Memory friendly setup
We chose SQLite as our database and USearch as our vector search library due to their lower memory footprint and MMAP-based implementation. Since this system is read-only, we do not require the concurrency features offered by enterprise databases like MySQL or PostgreSQL. Regarding vector search, the mmap support allows us to avoid loading the vector search index into memory, which helps conserve system RAM. While the performance may not match memory-based alternatives, it is sufficient for our needs.
Robust traffic support by using Nginx
Using Nginx enables robust support for traffic management, whether it is rate limiting to prevent any DDOS attacks (or even any volume of traffic which are beyond what our application can handle), caching (to have efficient utilization of system resources), or the rendering of static resources such as images, CSS, JS files, etc.
The Bad
Autocomplete Memory Consumption
The memory consumption of the autocomplete API can be pretty high under heavy load. Considering mmap-based alternatives may be beneficial in this case.
No HTTPS support
The v1.0.0 setup doesn't support HTTPS, so the setup requires something like a Cloudflare tunnel for HTTPS support.
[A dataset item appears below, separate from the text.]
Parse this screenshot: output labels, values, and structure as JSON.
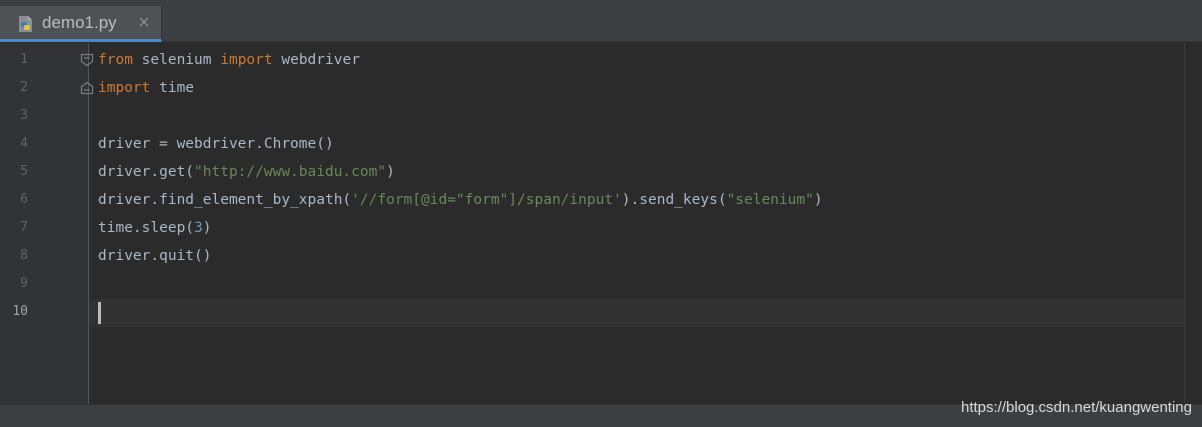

Additionally, there is no built-in HTTPS support for the search and autocomplete APIs. The Node.js web server communicates directly with the API containers without a proxy in place to manage SSL or other networking rules. This means that all traffic between the web server and the APIs is unencrypted.
No (Auto)scaling (Yet)
Although the application has been designed to support scaling, the current version, v.1.0.0, still requires a scaling configuration, either Kubernates-based or another approach.
Conclusion
We designed a playlist search application powered by the embeddings from the sequence-to-sequence model we described in our paper. The setup is low-cost, enabling it to be deployed on a Raspberry Pi while still being designed to be scalable if needed. This version does depend on an HTTPS frontend (such as a Cloudflare tunnel) and does not yet have any scaling configuration.
Until the next iteration.
Notes
*Memory-mapped I/O (mmap) is a technique that allows a file or a portion of a file to be directly mapped into the memory address space of a process. This enables applications to access the file's contents as though they were part of the program's memory, facilitating efficient file input/output (I/O) operations.
**While Nginx could also have been installed as a docker container, we decided to run it on the host machine itself so as not to depend on the docker running itself, which can be used to show a maintenance page during any docker upgrades.